De este extraño personaje, se contaban muchas
historias, leyendas urbanas, prontuarios, se le imaginaban países de origen,
títulos nobiliarios y universitarios.
Lo importante era que su flauta no sonaba como otras.
Él extraía sonidos que los expertos musicólogos, nunca habían escuchado.
Los sonidos tenían un matiz que podría provenir de
cómo estaba fabricada, del tipo de madera o de alguna particularidad en la boca
o en la técnica del bohemio intérprete.
Cierta vez, un grupo de bandoleros quiso robársela,
pero los bien alimentados vagabundos, reaccionaron como un cuerpo de élite y
pusieron en fuga a los ladrones.
El poder económico del flautista provenía de las
limosnas recibidas en una bolsa de nylon que ponía frente a sí para quienes
quisieran dejar alguna moneda.
En dos o tres horas, la bolsa se llenaba, los mendigos
se arrimaban silenciosos y mirando las manos dadivosas, recibían su puñado de
monedas surtidas.
Cada tanto, el sonido cambiaba tan ligeramente, que
sólo dos expertos lo detectaban.
Los asombrosos sonidos de la flauta continuaron
cambiando cada poco tiempo y los elegantes musicólogos prácticamente impedían
con su presencia, la aproximación de la gente común.

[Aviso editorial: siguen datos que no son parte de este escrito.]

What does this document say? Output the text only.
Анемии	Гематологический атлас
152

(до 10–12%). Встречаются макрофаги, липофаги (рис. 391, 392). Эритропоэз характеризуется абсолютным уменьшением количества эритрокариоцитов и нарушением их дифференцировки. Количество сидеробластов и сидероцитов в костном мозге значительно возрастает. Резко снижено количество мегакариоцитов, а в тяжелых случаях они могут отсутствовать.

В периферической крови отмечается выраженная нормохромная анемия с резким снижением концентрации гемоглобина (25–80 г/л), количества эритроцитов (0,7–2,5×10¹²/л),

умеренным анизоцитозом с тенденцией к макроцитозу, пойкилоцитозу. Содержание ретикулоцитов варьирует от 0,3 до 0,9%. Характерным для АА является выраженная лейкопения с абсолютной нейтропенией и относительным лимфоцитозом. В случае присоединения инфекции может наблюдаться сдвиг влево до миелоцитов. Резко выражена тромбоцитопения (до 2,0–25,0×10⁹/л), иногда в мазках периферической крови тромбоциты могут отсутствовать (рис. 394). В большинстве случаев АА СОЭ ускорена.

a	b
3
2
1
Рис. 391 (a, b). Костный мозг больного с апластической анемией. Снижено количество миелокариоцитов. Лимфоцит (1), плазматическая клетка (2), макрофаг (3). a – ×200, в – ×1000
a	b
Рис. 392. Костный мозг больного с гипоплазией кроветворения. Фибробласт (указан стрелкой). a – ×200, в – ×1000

El extraño flautista murió y, previo contrato de
sustento vitalicio con el grupo de élite, el instrumento y demás pertenencias
pasaron a manos de los musicólogos, quienes dentro del tubo de madera
encontraron pequeñísimas estatuillas intercambiables de quienes fueran sus
compañeros, amigos, socios, guardaespaldas y beneficiarios.